The most convincing way to demonstrate the success of a possible prognostic score is to prove its ability to discriminate different prognostic groups in a patient cohort which is independent from its development [33, 34]. However, solely for the generation of a prognostic score, a very large number of patients is needed. Simon and Altman recommended at least ten times the number of events (e.g. deaths) in comparison to the number of potential prognostic factors as a “reasonable standard” [35]. Reirradiation of high-grade gliomas is rarely performed. Thus, it makes sense that several major centers are involved in the generation and validation of a scoring system to predict the benefit of reirradiation in high-grade gliomas. Combs et al. encouraged us kindly to validate the recently presented Heidelberg prognostic score [3] with our independent cohort. However, the subclassification of our patients into the four scoring groups did not demonstrate a convincing correlation with overall survival after reirradiation in visual validation and in log rank test (Figure 4). This is most likely due to the small amount of patients included into the analysis, as well the fact that only patients with high-grade histology were included. It is known that histology plays a major prognostic role, and the score was established in a patient cohort with different histologies. Since the focus of the present analysis is the evaluation of the outcome of patients with a high-grade gliomas, the score might not help to distinguish between this subgroups of patients, underlining the importance of histological classification.

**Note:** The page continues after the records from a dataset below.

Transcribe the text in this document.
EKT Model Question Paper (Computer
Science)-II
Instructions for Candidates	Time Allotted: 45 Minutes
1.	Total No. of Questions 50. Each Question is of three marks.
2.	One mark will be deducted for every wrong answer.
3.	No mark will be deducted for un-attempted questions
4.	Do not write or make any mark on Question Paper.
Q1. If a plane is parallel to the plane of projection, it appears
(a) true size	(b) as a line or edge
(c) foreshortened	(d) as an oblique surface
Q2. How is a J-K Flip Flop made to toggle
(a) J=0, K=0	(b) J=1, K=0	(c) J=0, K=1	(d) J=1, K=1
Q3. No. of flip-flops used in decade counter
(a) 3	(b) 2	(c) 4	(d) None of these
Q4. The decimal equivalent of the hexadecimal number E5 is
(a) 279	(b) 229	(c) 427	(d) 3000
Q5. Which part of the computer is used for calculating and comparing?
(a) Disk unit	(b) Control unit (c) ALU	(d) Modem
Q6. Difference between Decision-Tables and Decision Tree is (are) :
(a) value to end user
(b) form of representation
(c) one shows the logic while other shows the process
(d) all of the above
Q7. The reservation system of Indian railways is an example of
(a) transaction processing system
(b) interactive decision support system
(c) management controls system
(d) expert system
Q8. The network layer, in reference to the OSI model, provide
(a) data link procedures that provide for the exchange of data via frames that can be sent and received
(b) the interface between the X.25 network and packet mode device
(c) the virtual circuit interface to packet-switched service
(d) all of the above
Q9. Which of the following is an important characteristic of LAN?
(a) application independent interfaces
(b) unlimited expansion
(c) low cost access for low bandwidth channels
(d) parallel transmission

Outcome of our patients was comparable to survival rates reported in previous studies. Even in case of large target volumes (PTV > 110 ml, Table 3) reirradiation seems to be feasible. In the setting of reirradiation the benefit of concurrent chemotherapy needs to be determined. A reliable prognostic score might be the most robust way for prognostication. We validated a recently established prognostic score [3] with our independent but relatively small patient cohort. Our preliminary findings suggest that its ability to discriminate between different prognostic groups appears to be limited in our cohort. However, a reassessement in a much larger cohort seems to be necessary.

Ethical statements

Written informed consent was obtained from all patient for scientific evaluation of their data. This work is in compliance with the principles of the Declaration of Helsinki and its later amendments.